Bob McNally, Presiden Rapidan Energy Group, menguatkan pandangan Kavonic dengan menyatakan bahwa peralihan fokus Israel dari Gaza ke Lebanon dan Iran menandai fase baru konflik yang lebih terkait dengan sektor energi. McNally memperkirakan respons Israel terhadap serangan rudal Iran akan berskala besar.
“Keadaan ini kemungkinan akan memburuk sebelum membaik,” tambahnya.
Josh Young, CIO dari Bison Interests, juga melihat kemungkinan besar Israel akan menyerang infrastruktur minyak Iran sebagai bentuk balasan, yang dapat mengganggu pasokan minyak global. Dia menilai langkah Iran ini sebagai eskalasi signifikan dalam konflik.

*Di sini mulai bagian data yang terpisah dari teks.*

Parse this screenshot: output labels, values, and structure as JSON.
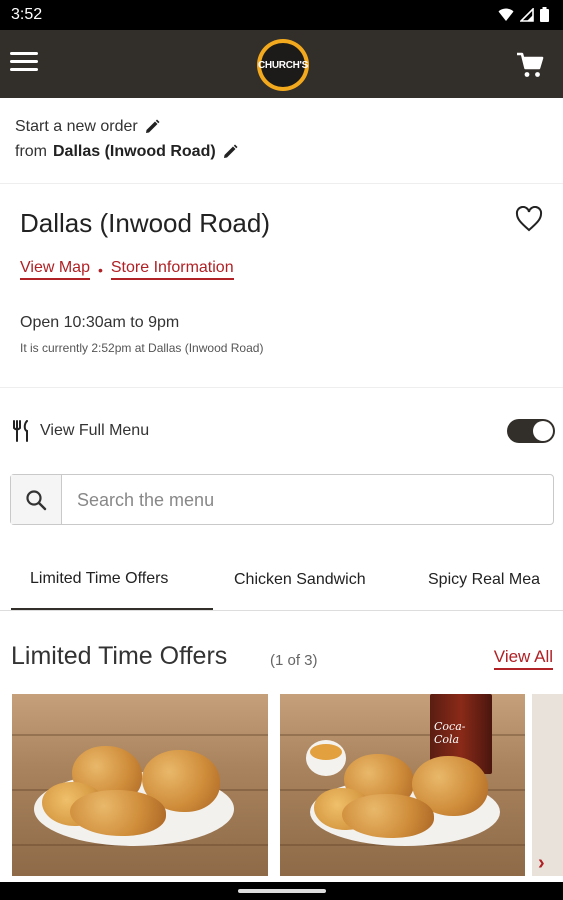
{
  "status_bar": {
    "time": "3:52"
  },
  "app_bar": {
    "logo_text": "CHURCH'S"
  },
  "order": {
    "start_text": "Start a new order",
    "from_text": "from",
    "location": "Dallas (Inwood Road)"
  },
  "store": {
    "name": "Dallas (Inwood Road)",
    "view_map": "View Map",
    "separator": "•",
    "store_info": "Store Information",
    "hours": "Open 10:30am to 9pm",
    "current_time": "It is currently 2:52pm at Dallas (Inwood Road)"
  },
  "menu": {
    "full_menu_label": "View Full Menu",
    "full_menu_enabled": true
  },
  "search": {
    "placeholder": "Search the menu"
  },
  "tabs": [
    {
      "label": "Limited Time Offers",
      "active": true
    },
    {
      "label": "Chicken Sandwich",
      "active": false
    },
    {
      "label": "Spicy Real Mea",
      "active": false
    }
  ],
  "section": {
    "title": "Limited Time Offers",
    "count": "(1 of 3)",
    "view_all": "View All"
  },
  "products": [
    {
      "image": "fried-chicken-plate"
    },
    {
      "image": "fried-chicken-with-drink"
    }
  ],
  "colors": {
    "app_bar": "#322e2a",
    "accent": "#b02125",
    "logo_ring": "#f3a91d"
  }
}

Andy Lipow, Presiden Lipow Oil Associates, menambahkan bahwa dampak langsung dari konflik bersenjata Israel-Hamas yang dimulai pada Oktober tahun lalu terhadap pasar minyak masih terbatas. Namun, produksi minyak AS yang meningkat dan perlambatan permintaan dari China turut mempengaruhi harga minyak.
Sementara itu, serangan rudal Iran terjadi setelah Israel mengerahkan pasukan darat ke Lebanon selatan, meningkatkan serangan terhadap kelompok Hizbullah yang didukung Iran. Sebagian besar dari 200 rudal yang diluncurkan berhasil dicegat oleh sistem pertahanan Israel dan AS.
Iran, sebagai produsen minyak terbesar ketiga di Organisasi Negara-negara Pengekspor Minyak (OPEC), memproduksi hampir empat juta barel minyak per hari. Dengan eskalasi konflik ini, ancaman terhadap pasokan minyak global semakin membayangi.